The Orwellian features of the military takeover in Egypt have received attention, although the use of language to evade unwanted truth continues because incentives to do so persist. For this reason, Washington has remained unwilling to call what happened in Egypt on July 3rd as a coup, despite its unmistakable character. The nature of Egypt’s coup has daily become more and more evident. It is now clear that not only was the takeover properly described as coup, but it has turned out to be a particularly bloody coup that is now being reinforced by a total lockdown of opposition forces and democratic options, including even dissenting opinions.
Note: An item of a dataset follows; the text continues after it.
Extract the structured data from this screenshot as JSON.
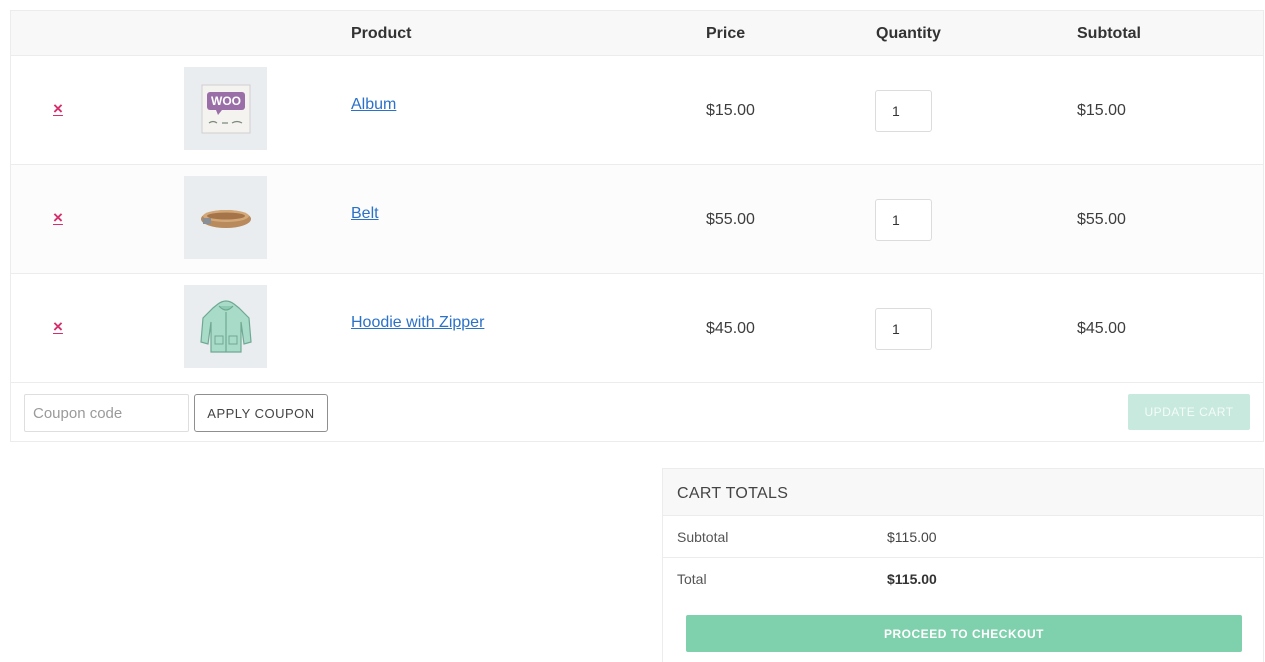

It is true that the disgraced members of el-Sisi’s façade of civilian leadership, its so-called ‘interim government,’ continue to tell a compliant media in Cairo about intentions to restore democracy, revert to the rule of law, end the state of emergency, and carry forward the spirit of Tahrir Square in 2011. They even have the audacity to invoke their allegiance to the overthrow of Mubarak as ‘our glorious revolution,’ historicizing that memorable occasion when the whole world was inspired by this remarkable scene of Egyptian unity and fearlessness. They shamelessly make such a claim at the very moment when their own movement is extinguishing the earlier quest for a just society by this newly empowered and ruthless police and security establishment. The latest reports from Egypt suggest an atmosphere in which state terror prevails without accountability and with a writ so large as to reach even those anti-Morsi activists who were in the street on June 30th but now have the temerity to question the release from prison of Mubarak. Nothing more establishes the hypocrisy of the new Egyptian leadership than to insist on their continuity with the earlier democratic movement and their support for Mubarak’s release from prison and accountability.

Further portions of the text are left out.